Your best bet if you need it now would be to use a Flash player that can handle HLS, like OSMF, JWplayer, and soon Video.js.
In html5, you can preload videos, preload the meta information, or not preload at all. The only problem, of course, will be with Internet Explorer which will download everything or nothing at all (and not even show the controls).
This is all controllable with javascript, too. If you want to play them back-to-back automatically, though, this would need to be done with javascript or some third-party tool. Reading where the file is playing is accessible through the API.

FLV performance and garbage collection

I'm building a large flash site (AS3) that uses huge FLVs as transition videos from section to section. The FLVs are 1280x800 and are being scaled to 1680x1050 (much of which is not displayed to users with smaller screens), and are around 5-8 seconds apiece. I'm encoding the videos using On2's hi-def codec, VP6-S, and playback is pretty good with native FLV players, Perian-equipped Quicktime, and simple proof-of-concept FLV playback apps built in AS3.
The problem I'm having is that in the context of the actual site, playback isn't as smooth; the framerate isn't quite as good as it should be, and more problematically, there's occasional jerkiness and dropped frames (sometimes pausing the video for as long as a quarter of a second or so). My guess is that this is being caused by garbage collection in the Flash player, which happens nondeterministically and is therefore hard to test and control for.
I'm using a single instance of FLVPlayback to play the videos; I originally was using NetStream objects and so forth directly but switched to FLVPlayback for this reason. Has anyone experienced this sort of jerkiness with FLVPlayback (or more generally, with hi-def Flash video)?
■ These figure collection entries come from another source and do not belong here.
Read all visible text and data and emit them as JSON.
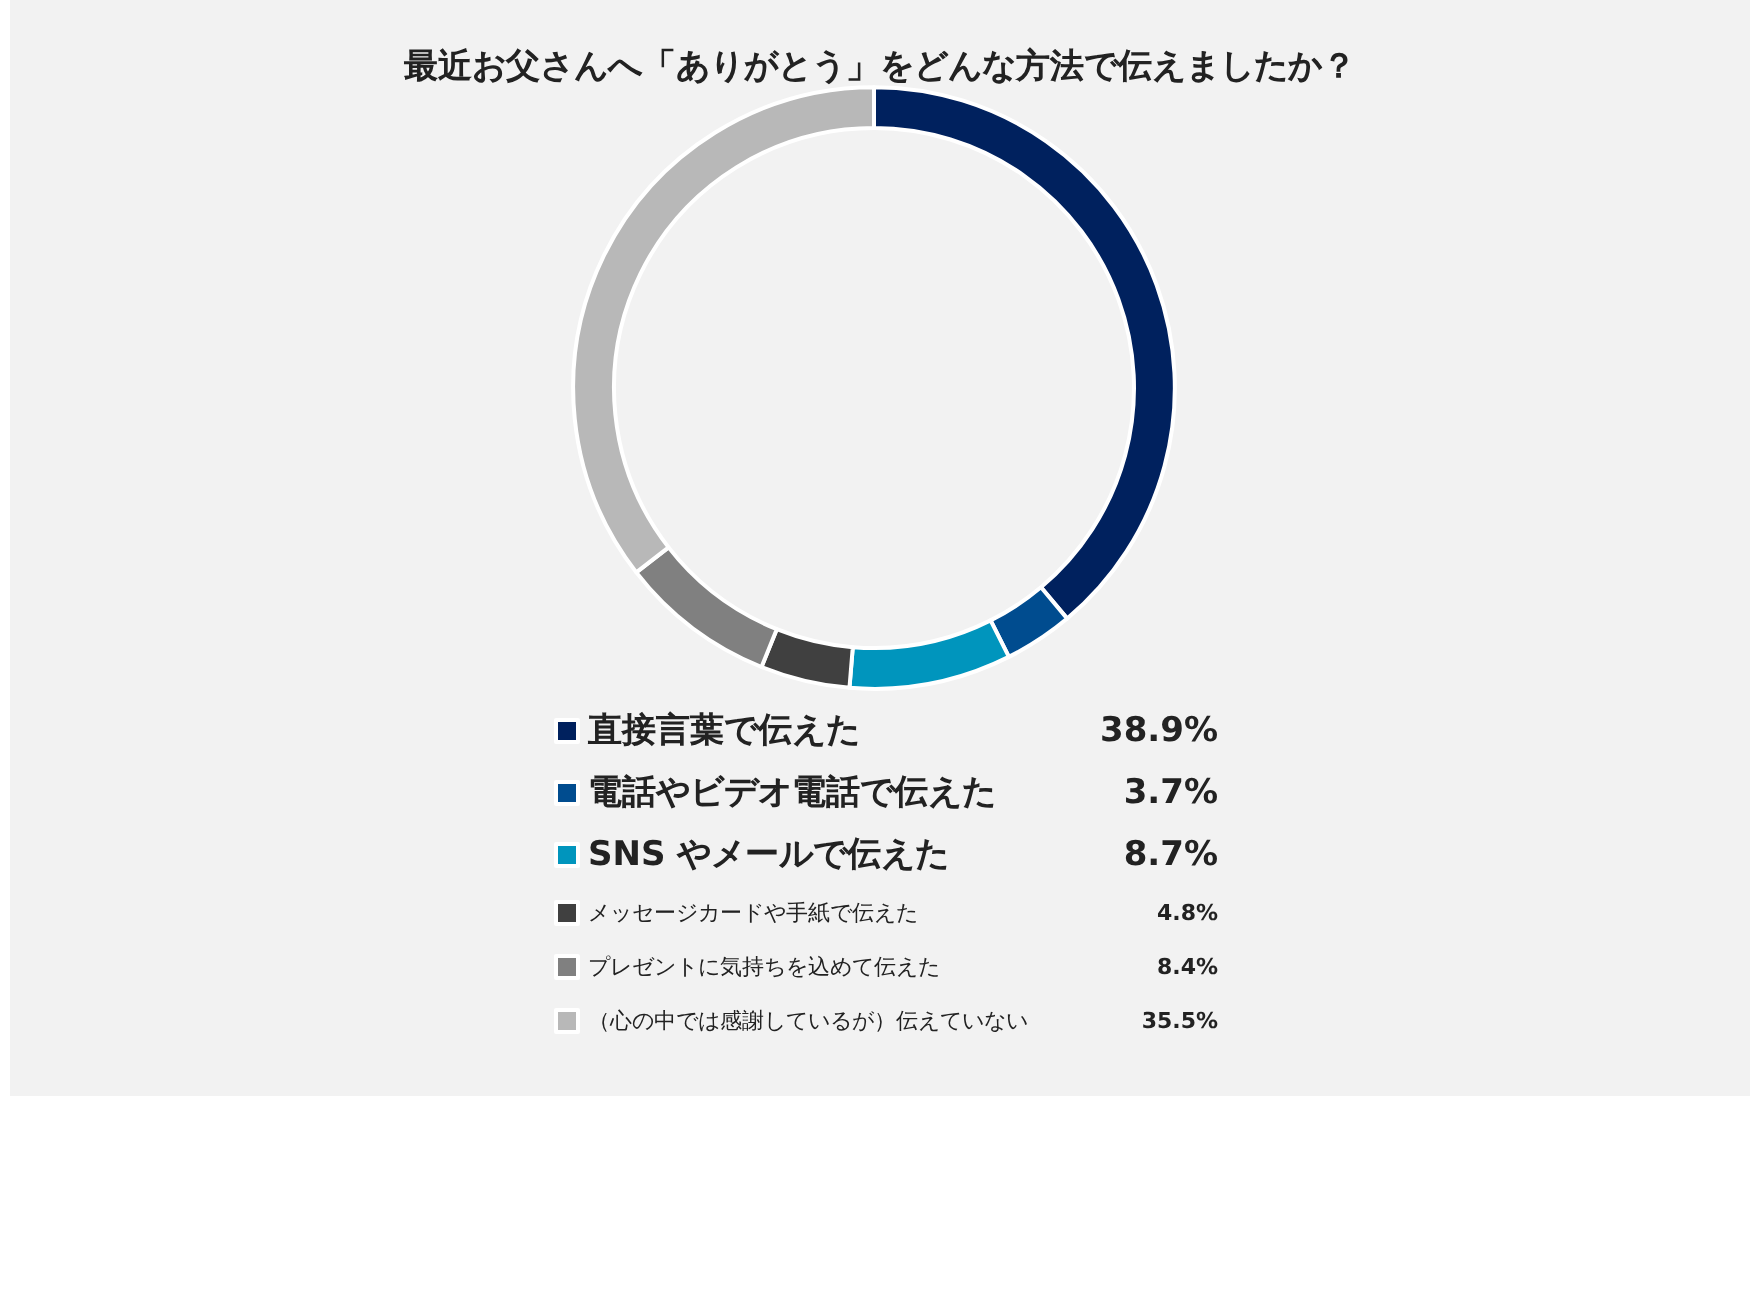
{
  "chart_data": {
    "type": "donut",
    "title": "最近お父さんへ「ありがとう」をどんな方法で伝えましたか？",
    "categories": [
      "直接言葉で伝えた",
      "電話やビデオ電話で伝えた",
      "SNS やメールで伝えた",
      "メッセージカードや手紙で伝えた",
      "プレゼントに気持ちを込めて伝えた",
      "（心の中では感謝しているが）伝えていない"
    ],
    "values": [
      38.9,
      3.7,
      8.7,
      4.8,
      8.4,
      35.5
    ],
    "colors": [
      "#00215e",
      "#004c8f",
      "#0095bd",
      "#404040",
      "#808080",
      "#b8b8b8"
    ],
    "value_labels": [
      "38.9%",
      "3.7%",
      "8.7%",
      "4.8%",
      "8.4%",
      "35.5%"
    ],
    "legend": "bottom"
  }
}
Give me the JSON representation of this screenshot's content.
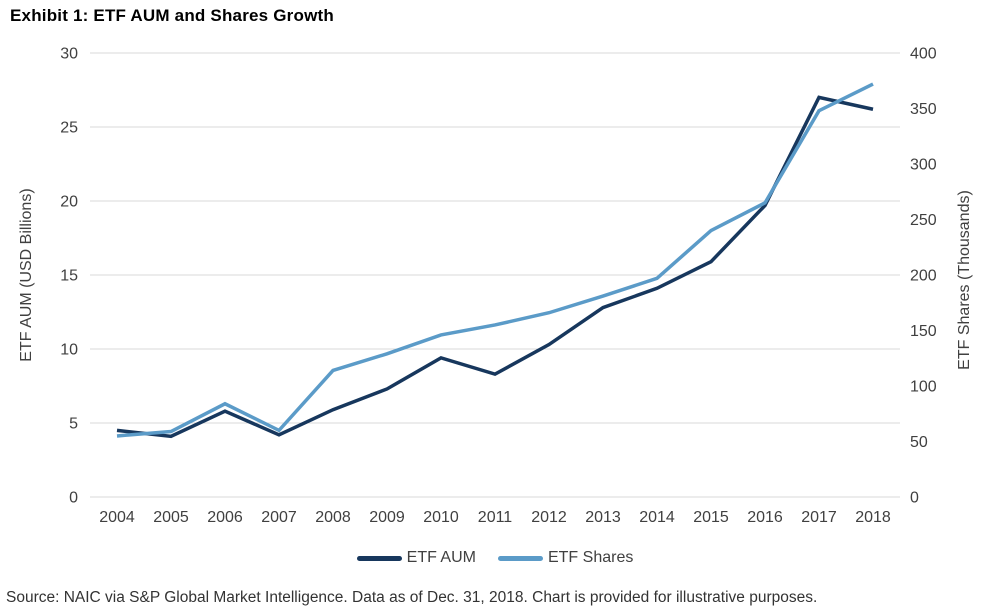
{
  "title": "Exhibit 1: ETF AUM and Shares Growth",
  "source": "Source: NAIC via S&P Global Market Intelligence. Data as of Dec. 31, 2018. Chart is provided for illustrative purposes.",
  "colors": {
    "aum_line": "#17375d",
    "shares_line": "#5b9bc8",
    "gridline": "#d9d9d9",
    "axis_text": "#404040",
    "title_text": "#000000"
  },
  "chart_data": {
    "type": "line",
    "title": "Exhibit 1: ETF AUM and Shares Growth",
    "categories": [
      "2004",
      "2005",
      "2006",
      "2007",
      "2008",
      "2009",
      "2010",
      "2011",
      "2012",
      "2013",
      "2014",
      "2015",
      "2016",
      "2017",
      "2018"
    ],
    "series": [
      {
        "name": "ETF AUM",
        "axis": "left",
        "color": "#17375d",
        "values": [
          4.5,
          4.1,
          5.8,
          4.2,
          5.9,
          7.3,
          9.4,
          8.3,
          10.3,
          12.8,
          14.1,
          15.9,
          19.7,
          27.0,
          26.2
        ]
      },
      {
        "name": "ETF Shares",
        "axis": "right",
        "color": "#5b9bc8",
        "values": [
          55,
          59,
          84,
          60,
          114,
          129,
          146,
          155,
          166,
          181,
          197,
          240,
          265,
          348,
          372
        ]
      }
    ],
    "ylabel_left": "ETF AUM (USD Billions)",
    "ylabel_right": "ETF Shares (Thousands)",
    "xlabel": "",
    "axes": {
      "left": {
        "min": 0,
        "max": 30,
        "ticks": [
          0,
          5,
          10,
          15,
          20,
          25,
          30
        ]
      },
      "right": {
        "min": 0,
        "max": 400,
        "ticks": [
          0,
          50,
          100,
          150,
          200,
          250,
          300,
          350,
          400
        ]
      }
    },
    "grid": "horizontal",
    "legend_position": "bottom"
  },
  "legend": {
    "items": [
      {
        "label": "ETF AUM"
      },
      {
        "label": "ETF Shares"
      }
    ]
  }
}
Am I right about GC being the culprit here, and if so, is there any way to prevent it during playback of these system-intensive transitions?
Jerkiness in FLV/F4V playback is hardly the result of garbage collection - the video is actually kept in memory until it is fully unloaded, so there's no garbage collection taking place at all (unless you've done something unorthodox like placing the video on a container with cacheAsBitmap set to true).
Switching to F4Vs if you don't need specific FLV features (like the link posted by daidai suggests - disclaimer, it's my blog) would help, but overall, you also have to be aware of anything that's impacting compositing of the video on screen. Because a big size video forces everything that's overlapping it to be re-rendered, any small object can have a big impact on performance.
Do you have things on top of the video? Try getting rid of them, if possible, or setting cacheAsBitmap to true (if they're not animated). This is specially good for complex vector drawings or text (bitmaps/images are much faster to draw). If they have different blending modes, you're sort of screwed - can you use the normal blending mode instead?
Do you have anything below the video? If so, get rid of them while the video is playing (just set visibility to false).
To check on unnecessary renderings, somehow pause the video, right-click, turn on 'show redrawn regions' (debug player). Do you see the red square drawing continuously? Then there's something happening there on the background, better to get rid of it.
Do you have anything happening on the background via onEnterFrame or timers/intervals? Try pausing it.
Is your video 30fps, and a CG rendering (eg, can use motion blur)? If yes, try rendering at 24fps instead, or something between - still good quality, but much less data to decode and draw.
Can you use smaller videos? Even if you're still rendering them at the same bigger size, less pixel data to decode and render helps immensely, and the impact in quality can be pretty small.
That pretty much sums it all. Getting rid of everything else on screen is usually your #1 priority though.
Have you tried encoding the videos in H.264 instead? Flash player supports them for some time now, it may end up working better. That's what most people doing HD video in Flash use (eg Youtube, Vimeo, etc).
Just as a test, try plaing a 1080p HD video on youtube and see if that pauses at all for you.